Bioinformatics is critical for biological research, but bioinformatics software often does not follow good software engineering practices.

Implications

  • error-prone code can lead to invalid scientific findings
  • technical debt - makes future changes more difficult

Causes of poor software quality in bioinformatics

  • many bioinformaticians lack training in software development
  • academia credits individual researchers to aid their careers, which deincentivizes teams

Writing good code is hard!

The trap of technical debt

The trap of “perfect” code

I find that when someone’s taking time to do something right in the present, they’re a perfectionist with no ability to prioritize, whereas when someone took time to do something right in the past, they’re a master artisan of great foresight.

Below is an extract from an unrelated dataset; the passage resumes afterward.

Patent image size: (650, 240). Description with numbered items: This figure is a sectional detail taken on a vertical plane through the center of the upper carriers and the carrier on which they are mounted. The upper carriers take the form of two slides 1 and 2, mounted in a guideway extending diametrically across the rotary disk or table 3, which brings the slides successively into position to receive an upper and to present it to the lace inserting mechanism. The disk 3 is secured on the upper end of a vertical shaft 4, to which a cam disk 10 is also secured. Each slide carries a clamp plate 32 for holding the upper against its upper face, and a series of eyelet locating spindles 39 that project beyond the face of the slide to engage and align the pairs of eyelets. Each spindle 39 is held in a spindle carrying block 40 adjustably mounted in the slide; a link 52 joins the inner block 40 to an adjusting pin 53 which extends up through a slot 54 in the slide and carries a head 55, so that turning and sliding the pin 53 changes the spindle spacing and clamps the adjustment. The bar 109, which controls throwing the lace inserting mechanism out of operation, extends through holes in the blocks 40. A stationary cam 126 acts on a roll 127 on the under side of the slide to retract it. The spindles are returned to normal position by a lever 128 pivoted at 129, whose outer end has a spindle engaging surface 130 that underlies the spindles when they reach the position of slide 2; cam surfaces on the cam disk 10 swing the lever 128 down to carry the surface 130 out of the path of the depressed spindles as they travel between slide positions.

The authors’ proposed solution

Organize bioinformaticians into collaborative teams to facilitate:

  1. software quality seminars
  2. code reviews
  3. resource sharing

(i.e. a learning community)

Goal

Persuade academic researchers to organize collaborative teams within their institutions to improve software quality

Lessons from the tech industry

  • the team is a basic unit: there are no lone geniuses
  • teams incentivize collective ownership
  • the team context requires all members to adopt good software practices

Lessons from rock climbing

Climbers view the route together and discuss the best way to climb it.

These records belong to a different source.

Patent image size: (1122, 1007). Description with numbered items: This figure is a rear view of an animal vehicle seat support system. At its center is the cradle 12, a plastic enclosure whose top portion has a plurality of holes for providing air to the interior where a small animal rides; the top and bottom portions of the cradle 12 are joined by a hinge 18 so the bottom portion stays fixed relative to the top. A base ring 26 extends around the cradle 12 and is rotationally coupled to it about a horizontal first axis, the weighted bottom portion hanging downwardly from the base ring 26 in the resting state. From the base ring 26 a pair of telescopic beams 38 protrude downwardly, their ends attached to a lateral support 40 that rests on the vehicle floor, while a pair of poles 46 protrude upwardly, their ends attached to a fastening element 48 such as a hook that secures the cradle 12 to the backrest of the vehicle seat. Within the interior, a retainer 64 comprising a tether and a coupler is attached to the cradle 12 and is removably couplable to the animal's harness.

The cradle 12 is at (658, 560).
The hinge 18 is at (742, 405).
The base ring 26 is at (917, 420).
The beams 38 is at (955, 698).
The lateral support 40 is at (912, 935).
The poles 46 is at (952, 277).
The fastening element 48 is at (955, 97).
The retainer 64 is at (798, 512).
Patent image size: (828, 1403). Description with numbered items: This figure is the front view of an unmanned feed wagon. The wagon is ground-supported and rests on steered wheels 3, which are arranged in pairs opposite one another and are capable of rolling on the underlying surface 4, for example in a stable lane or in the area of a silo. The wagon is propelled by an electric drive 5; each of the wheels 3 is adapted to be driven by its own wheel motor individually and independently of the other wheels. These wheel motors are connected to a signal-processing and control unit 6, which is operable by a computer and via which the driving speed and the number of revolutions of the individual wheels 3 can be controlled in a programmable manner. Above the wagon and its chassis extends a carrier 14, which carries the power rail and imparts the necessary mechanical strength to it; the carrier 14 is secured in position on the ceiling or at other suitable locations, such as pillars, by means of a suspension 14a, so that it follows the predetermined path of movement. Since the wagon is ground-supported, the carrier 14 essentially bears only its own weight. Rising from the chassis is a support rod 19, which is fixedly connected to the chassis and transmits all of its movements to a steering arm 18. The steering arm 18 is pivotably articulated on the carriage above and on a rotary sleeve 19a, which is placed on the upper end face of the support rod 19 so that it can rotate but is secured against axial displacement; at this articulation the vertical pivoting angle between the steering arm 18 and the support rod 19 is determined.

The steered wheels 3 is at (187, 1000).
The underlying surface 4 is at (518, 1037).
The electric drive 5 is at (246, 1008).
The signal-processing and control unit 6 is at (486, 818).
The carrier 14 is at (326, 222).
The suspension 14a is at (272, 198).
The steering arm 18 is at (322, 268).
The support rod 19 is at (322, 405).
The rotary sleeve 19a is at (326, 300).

Lessons from rock climbing

Improving software dev as a team

a learning community with:

  1. software quality seminars
  2. code reviews
  3. resource sharing

1. Software quality seminars

  • presentations & demos covering new techniques, tools, methods, and theory
  • topics are applicable across multiple projects
  • result: members acquire new knowledge to apply to their projects, community gains a shared vocabulary to discuss their work

2. Code review sessions

  • review a section of code line-by-line to offer feedback
  • standard practice in industry, but seldom implemented in academia
  • result: enforce consistent coding standards, detect bugs, positive peer pressure to write good

3. Resource sharing

  • external open access resources + internal resources
  • repositories, packages, libraries, seminar recordings
  • result: encourages re-use and further enables knowledge sharing

Outcomes

organizing academic bioinformaticians into teams:

  • fosters collaboration while allowing individuals to retain personal ownership & advance their careers
  • lowers the barrier to adapt new technologies and techniques
  • improves software quality to enable deeper trust in the resulting scientific discoveries
  • benefits large & small projects alike

Future perspectives

Challenges in encouraging good software practices

  • Funding agencies reward novelty; few grants fund maintenance
  • Academia considers journal publications as the token of success

Silver linings

  • Funding for critical software maintenance: Chan Zuckerberg Initiative, Schmidt Futures
  • Journal of Open Source Software: great venue for publishing scientific software

Group discussion

  • In what ways do the authors’ ideas apply to us?
  • How are we already applying some of their ideas?
  • Are there ways we could improve our teamwork?